The conductivity is represented by an excitability recovery curve (ERC). The ERC of the AV-node, AV-nodal conduction curve, defines the conduction delay and a timing to stimulate the ventricle in this system.
The refractory period of the cell was assumed to be proportional to the previous RR interval, so that it was assumed to be equal to the QT interval.
Figure 1. Electrophysiological properties of the cardiac cell. PRC(left) and ERC(right).
The electrophysiological functions that were defined by a spontaneous rate, PRC and ERC, were implemented as a set of the ActiveX control (tkpace.ocx 90 kB, Visual C++6.0) (Fig. 1).
The PRC that specified the cell activity was defined by four parameters, slopes of three line (a,c,b), and intersection on the time axis (w) by the line c.
conduction time = (Y0-Ymin)*Exp(-(x-Xmin)/T0) +Ymin,
where x is the extrastimulus coupling interval (H1A2), Xmin corresponds to the effective refractory period, Y0 is a maximum connection delay at Xmin, Ymin means an intrinsic conduction time, and T0 means a time constant of the curve. For simplicity, these parameters are not dependent on the autorhythmic rate. The antergrade conduction time was calculated by the ERC, but the retrograde conduction time was assumed to be constant.
Atrial ectopic focus
Ventricular ectopic focus
Figure 2. Cardiac model using six types of cells
The simulation system consisted of the cardiac module and the artificial pacemaker module. The cardiac module (tkp3.exe 130 kB, Visual Basic 6.0) was composed of six types of autorhythmic cardiac cells (Fig. 2).The cardiac cells run independently at every timer event from the cardiac module. The antegrade and retrograde conduction between these cells were controlled by the user's operation on the check boxes in the window.
The artificial pacemaker module had two electrodes to sense the cardiac impulses, and recognized the rhythm disturbances automatically. This module stimulated the cardiac cell through a connection lines between the ActiveX controls of two modules.
The application runs under MS-Windows (98 or higher) with a wide screen on a high performance computer (CPU: Pentium III, 500 MHz or higher).

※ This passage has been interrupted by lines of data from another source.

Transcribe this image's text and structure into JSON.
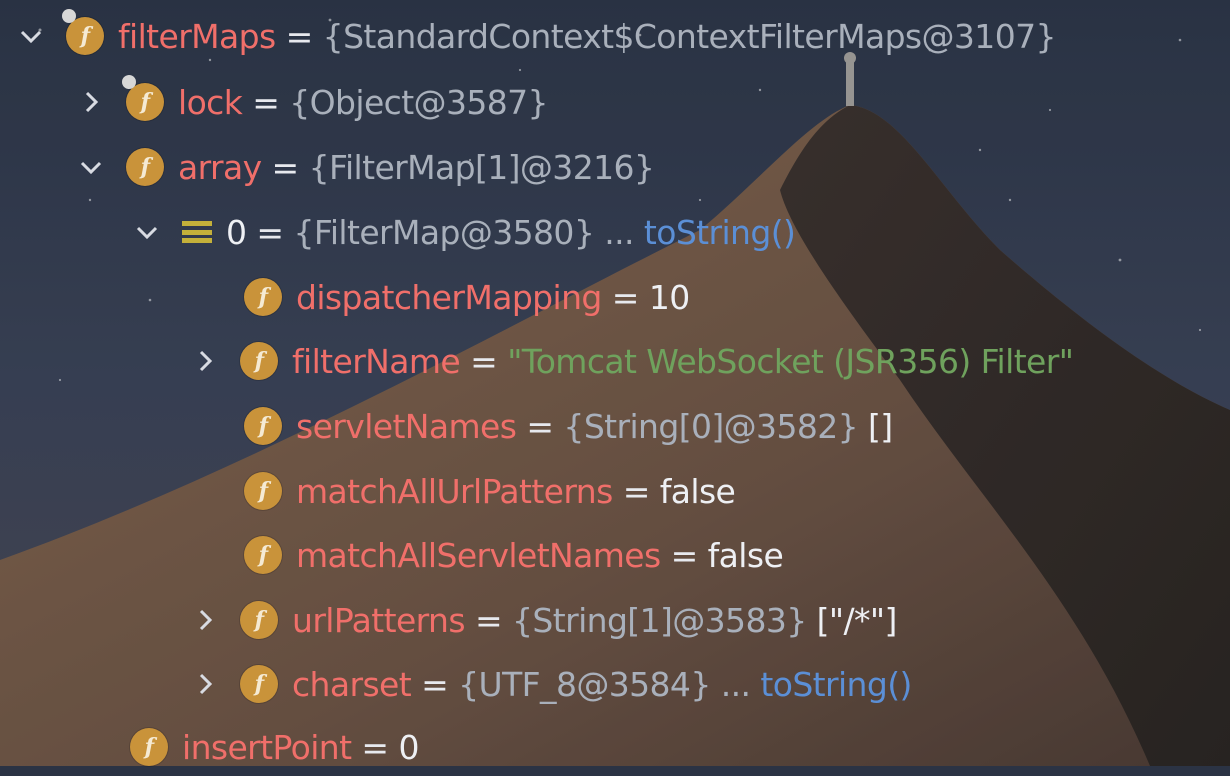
{
  "colors": {
    "field_name": "#f06f6a",
    "reference": "#a9b0bb",
    "string_value": "#6fa25d",
    "link": "#5b8fd6",
    "badge": "#c9933a",
    "array_icon": "#c4b03a"
  },
  "rows": [
    {
      "name": "filterMaps",
      "eq": "=",
      "ref": "{StandardContext$ContextFilterMaps@3107}"
    },
    {
      "name": "lock",
      "eq": "=",
      "ref": "{Object@3587}"
    },
    {
      "name": "array",
      "eq": "=",
      "ref": "{FilterMap[1]@3216}"
    },
    {
      "name": "0",
      "eq": "=",
      "ref": "{FilterMap@3580}",
      "dots": "...",
      "link": "toString()"
    },
    {
      "name": "dispatcherMapping",
      "eq": "=",
      "value": "10"
    },
    {
      "name": "filterName",
      "eq": "=",
      "value": "\"Tomcat WebSocket (JSR356) Filter\""
    },
    {
      "name": "servletNames",
      "eq": "=",
      "ref": "{String[0]@3582}",
      "value": "[]"
    },
    {
      "name": "matchAllUrlPatterns",
      "eq": "=",
      "value": "false"
    },
    {
      "name": "matchAllServletNames",
      "eq": "=",
      "value": "false"
    },
    {
      "name": "urlPatterns",
      "eq": "=",
      "ref": "{String[1]@3583}",
      "value": "[\"/*\"]"
    },
    {
      "name": "charset",
      "eq": "=",
      "ref": "{UTF_8@3584}",
      "dots": "...",
      "link": "toString()"
    },
    {
      "name": "insertPoint",
      "eq": "=",
      "value": "0"
    }
  ],
  "icons": {
    "field": "f",
    "expand": "chevron-down-icon",
    "collapse": "chevron-right-icon",
    "array": "array-icon"
  }
}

Figure 3 shows the control panel and the ECG panel of the cardiac module. Each electrical activity of the cells is drawn at the predefined position on a ladder diagram. The predicted conduction is drawn with a blue line at the activation of the cell. The slanted yellow lines show the spread of activation transmitted actually. The ECG waveforms are drawn in real time as the integrated activity of all cells.
In addition, the dynamic state of contraction and relaxation of the atrium and the ventricle are presented graphically.
Figure 4 shows a Wenckebach sequence with 5:4 ratios produced by the special condition of the ERC of the AV-node at a sinus rate of 70/min. User could modify the parameters of PRC and ERC in the dialog box.
Figure 5 shows a simulation of cardiac rhythm disturbances induced by the conduction between the atrium and the ectopic focus.
Figure 6 shows the ECG sequence of the ventricular flutter, fibrillation, and the defibrillation procedure achieved by the user operation. It shows a pause period caused by the defibrillation that resumed all the activity of the heart.
Figure 7 shows the interaction between the heart and an artificial pacemaker. User can experience the artificial pacemaker operation virtually.
Ikeda et al., Arrhythmia curve interpretation using a dynamic system model of the myocardial pacemaker. Meth Inform Med 1997;36:286-9.
Abramovich-Sivan et al., A single pacemaker cell model based on the phase response curve. Biol. Cybern. 1998;79:67-76.
Figure 8 shows a simulation of the electrophysiological experiment to study the conductivity of the AV node. AV nodal responses to the premature coupling interval S1S2 were recorded and the corresponding V1V2 interval and S2V2 intervals were plotted against S1S2. S1S2 (sinus-stimulation) intervals were decreased with a 20msec decrement.